Les RI rapportées de SLN avec un seul colorant radiocolloïde ou bleu diffèrent significativement (de 69,8 % à 90,8 %) selon les études et dépendent fortement des protocoles procéduraux et de l’expérience del’opérateur 9,12,13,24. Par conséquent, des procédures opérationnelles standardisées sont cruciales pour garantir la cohérence des relations internationales. Plusieurs protocoles différents sont actuellement disponibles, ce qui complique les efforts de standardisation. Le premier est le temps de chauffage lors de la préparation de 99mTc-SC. Des études ont montré qu’un chauffage réduit en 3 minutes peut améliorer l’efficacité de synthèse de 99mTc-SC25. 99mLe Tc-SC préparé par un chauffage réduit de 3 minutes avait une pureté radiochimique (RCP) comparable au chauffage standard de 5 minutes (tous deux >92 %) à 0 h et 6h 26. De plus, un TC-SC de 99 mavec 3 minutes de réchauffement a montré une plus grande rétention ganglionnaire à 24 h27. Par conséquent, nous considérons que le protocole de chauffage de 3 minutes est supérieur.
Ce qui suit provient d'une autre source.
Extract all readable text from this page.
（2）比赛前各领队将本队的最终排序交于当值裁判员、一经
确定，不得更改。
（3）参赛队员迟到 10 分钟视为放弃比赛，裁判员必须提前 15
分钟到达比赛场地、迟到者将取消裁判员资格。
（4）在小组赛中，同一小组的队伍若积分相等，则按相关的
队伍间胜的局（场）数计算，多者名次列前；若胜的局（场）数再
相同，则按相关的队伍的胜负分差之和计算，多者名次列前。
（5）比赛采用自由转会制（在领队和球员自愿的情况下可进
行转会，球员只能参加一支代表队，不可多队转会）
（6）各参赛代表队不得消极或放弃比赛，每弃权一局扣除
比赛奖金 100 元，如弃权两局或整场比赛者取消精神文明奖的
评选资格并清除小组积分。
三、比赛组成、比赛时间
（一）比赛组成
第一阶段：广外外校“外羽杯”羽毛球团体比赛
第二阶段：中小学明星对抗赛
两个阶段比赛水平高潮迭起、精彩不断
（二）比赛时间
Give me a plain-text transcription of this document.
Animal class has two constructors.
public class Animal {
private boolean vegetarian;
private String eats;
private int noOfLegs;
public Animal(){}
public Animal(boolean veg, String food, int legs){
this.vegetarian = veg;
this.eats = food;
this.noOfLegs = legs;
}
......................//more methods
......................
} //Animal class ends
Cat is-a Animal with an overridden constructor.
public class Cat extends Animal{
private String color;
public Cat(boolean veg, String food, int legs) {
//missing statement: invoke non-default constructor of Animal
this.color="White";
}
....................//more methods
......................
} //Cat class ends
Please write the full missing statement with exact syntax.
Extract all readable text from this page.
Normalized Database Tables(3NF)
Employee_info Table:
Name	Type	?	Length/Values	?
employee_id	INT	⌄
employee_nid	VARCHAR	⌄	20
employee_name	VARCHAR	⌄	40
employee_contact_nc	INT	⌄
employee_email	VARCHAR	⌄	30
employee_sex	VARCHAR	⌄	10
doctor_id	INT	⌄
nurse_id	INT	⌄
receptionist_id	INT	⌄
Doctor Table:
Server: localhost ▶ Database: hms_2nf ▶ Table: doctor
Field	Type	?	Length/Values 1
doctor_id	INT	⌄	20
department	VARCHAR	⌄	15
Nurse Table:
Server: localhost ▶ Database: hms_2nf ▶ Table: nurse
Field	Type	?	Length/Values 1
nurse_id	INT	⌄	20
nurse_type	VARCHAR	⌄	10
Deuxièmement, des injections périaréolaires et péritumorales sont recommandées pour l’administration de Tc-SC à 99m. Les études montrent que l’injection périaréolaire présentait une résistance systématique plus élevée pour la SLN axillaire comparée à l’injection péritumorale (99,3 % contre 91,1 %, P < 0,001)28. La technique périaréolaire est techniquement plus simple et présente des avantages particuliers pour les tumeurs ou lésions non palpables dans le quadrant supérieur externe, principalement en empêchant le phénomène de « traversée de la lumière» 29. De plus, l’injection périaréolaire couvre naturellement le drainage lymphatique de tous les quadrants mammaires, réduisant potentiellement le taux de détection ratée des SLN et s’avérant particulièrement bénéfique dans les tumeursmultifocales 30,31. Ainsi, nous considérons l’injection périaréolaire comme plus avantageuse.
Dans cet article, nous avons adopté un protocole à double traceur de 99mTc-SC (injection périaréolaire) préopératoire combiné à du bleu de méthylène intraopératoire (injection périaréolaire). 99mLe TC-SC a été préparé selon un protocole de chauffage réduit de 3 minutes.